Lawson could have helped Mangum understand that the changes she agreed to for the COE without Board of Trustees approval were harmful if she had been willing to listen.

Lawson was a state representative back when FAMU President Frederick S. Humphries struck a deal with FSU President Bernie Sliger for FAMU to receive control of the COE budget in exchange for him agreeing to support Innovation Park as the building site for the COE. Lawson worked with FAMU alumna and state Sen.
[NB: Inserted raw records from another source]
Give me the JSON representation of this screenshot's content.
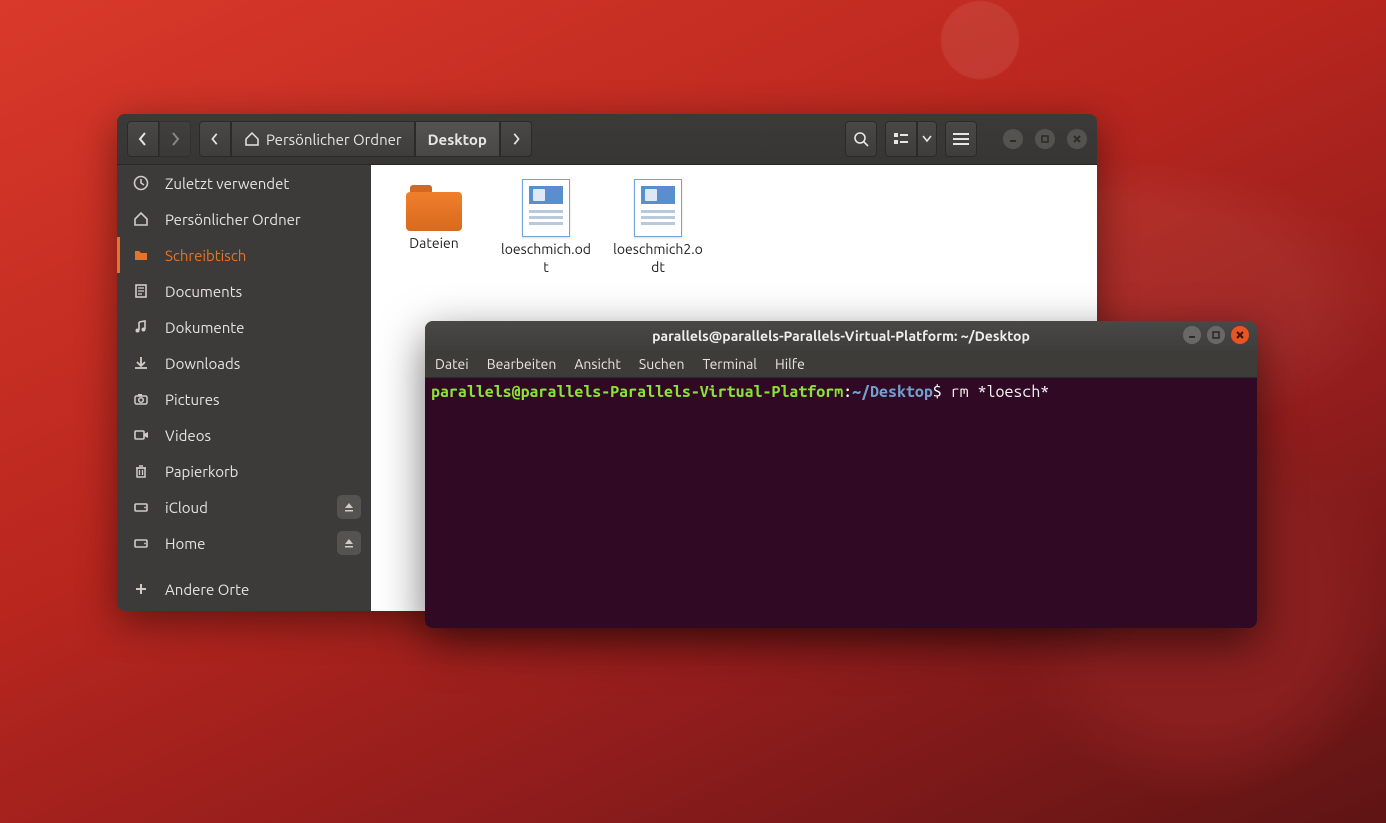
{
  "files": {
    "breadcrumb": {
      "parent": "Persönlicher Ordner",
      "current": "Desktop"
    },
    "sidebar": [
      {
        "label": "Zuletzt verwendet",
        "icon": "clock"
      },
      {
        "label": "Persönlicher Ordner",
        "icon": "home"
      },
      {
        "label": "Schreibtisch",
        "icon": "folder",
        "active": true
      },
      {
        "label": "Documents",
        "icon": "document"
      },
      {
        "label": "Dokumente",
        "icon": "music"
      },
      {
        "label": "Downloads",
        "icon": "download"
      },
      {
        "label": "Pictures",
        "icon": "camera"
      },
      {
        "label": "Videos",
        "icon": "video"
      },
      {
        "label": "Papierkorb",
        "icon": "trash"
      },
      {
        "label": "iCloud",
        "icon": "drive",
        "eject": true
      },
      {
        "label": "Home",
        "icon": "drive",
        "eject": true
      },
      {
        "label": "Andere Orte",
        "icon": "plus"
      }
    ],
    "items": [
      {
        "label": "Dateien",
        "type": "folder"
      },
      {
        "label": "loeschmich.odt",
        "type": "odt"
      },
      {
        "label": "loeschmich2.odt",
        "type": "odt"
      }
    ]
  },
  "terminal": {
    "title": "parallels@parallels-Parallels-Virtual-Platform: ~/Desktop",
    "menu": {
      "datei": "Datei",
      "bearbeiten": "Bearbeiten",
      "ansicht": "Ansicht",
      "suchen": "Suchen",
      "terminal": "Terminal",
      "hilfe": "Hilfe"
    },
    "prompt": {
      "userhost": "parallels@parallels-Parallels-Virtual-Platform",
      "sep1": ":",
      "path": "~/Desktop",
      "sigil": "$ ",
      "command": "rm *loesch*"
    }
  }
}
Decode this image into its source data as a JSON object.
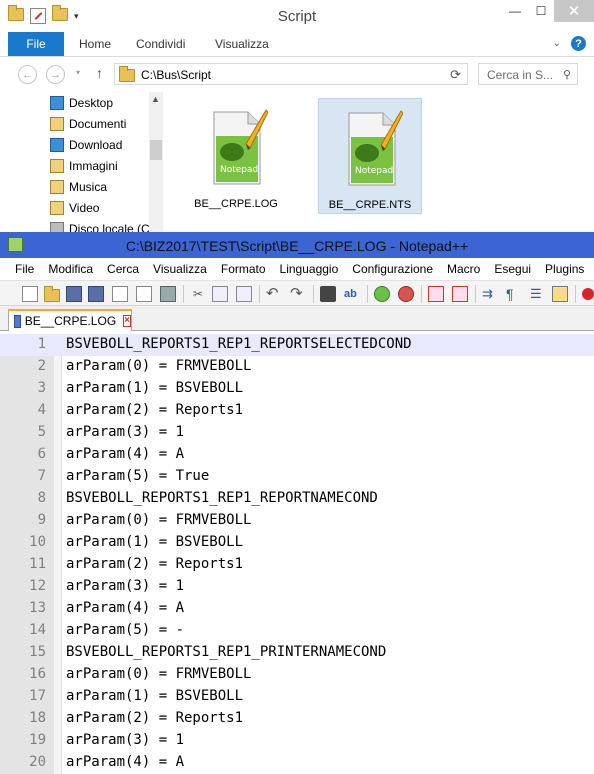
{
  "explorer": {
    "title": "Script",
    "ribbon": {
      "file_tab": "File",
      "tabs": [
        "Home",
        "Condividi",
        "Visualizza"
      ],
      "help": "?"
    },
    "address": "C:\\Bus\\Script",
    "search_placeholder": "Cerca in S...",
    "nav_items": [
      "Desktop",
      "Documenti",
      "Download",
      "Immagini",
      "Musica",
      "Video",
      "Disco locale (C"
    ],
    "files": [
      {
        "name": "BE__CRPE.LOG",
        "selected": false
      },
      {
        "name": "BE__CRPE.NTS",
        "selected": true
      }
    ],
    "window_buttons": [
      "minimize",
      "maximize",
      "close"
    ]
  },
  "npp": {
    "title": "C:\\BIZ2017\\TEST\\Script\\BE__CRPE.LOG - Notepad++",
    "menu": [
      "File",
      "Modifica",
      "Cerca",
      "Visualizza",
      "Formato",
      "Linguaggio",
      "Configurazione",
      "Macro",
      "Esegui",
      "Plugins"
    ],
    "tab": {
      "label": "BE__CRPE.LOG",
      "close": "×"
    },
    "lines": [
      "BSVEBOLL_REPORTS1_REP1_REPORTSELECTEDCOND",
      "arParam(0) = FRMVEBOLL",
      "arParam(1) = BSVEBOLL",
      "arParam(2) = Reports1",
      "arParam(3) = 1",
      "arParam(4) = A",
      "arParam(5) = True",
      "BSVEBOLL_REPORTS1_REP1_REPORTNAMECOND",
      "arParam(0) = FRMVEBOLL",
      "arParam(1) = BSVEBOLL",
      "arParam(2) = Reports1",
      "arParam(3) = 1",
      "arParam(4) = A",
      "arParam(5) = -",
      "BSVEBOLL_REPORTS1_REP1_PRINTERNAMECOND",
      "arParam(0) = FRMVEBOLL",
      "arParam(1) = BSVEBOLL",
      "arParam(2) = Reports1",
      "arParam(3) = 1",
      "arParam(4) = A"
    ],
    "current_line": 1
  }
}
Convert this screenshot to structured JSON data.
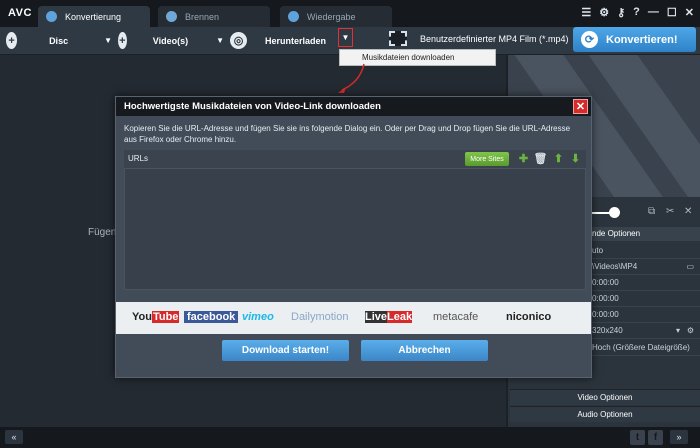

Carrie Meek, who was a role model for him, to move the annual appropriation for the COE into the FAMU general revenue line that year.

When Lawson became a state senator in 2000, Meek had already served eight years in the U.S. House of Representatives where she courageously battled with Speakers Newt Gingrich and Denny Hastert. As a Florida senator, Lawson continued the work Meek had done to keep control of the COE budget at FAMU. He led the way in stopping a 2007 legislative plan to move the COE fiscal agent duties from FAMU to FSU. Then-FSU President T.K. Wetherell said the plan would have let FSU make the management choices for the budget.

In May 2015, after the legislature created a new budget entity for the COE appropriation, a new Joint College of Engineering Governance Council decided that it was going to start calling the shots about what happens to the $12.9M COE budget instead of FAMU. This has made it possible for the FSU representatives and Board of Governors (BOG) Chancellor Marshall Criser, III to just outvote FAMU on budget decisions.

At a July 21 FAMU BOT committee meeting, Mangum tried to downplay the seriousness of the loss of the $12.9M COE budget by claiming that FAMU didn’t have control over that money during the years that those operating dollars were at the university. But Humphries came before the BOT on October 18 and said that FAMU did control the COE budget after the deal he struck in 1987.

FAMU could have held on to the budget authority for the COE if Mangum had listened to someone like Lawson who was successful in keeping that control at FAMU for decades.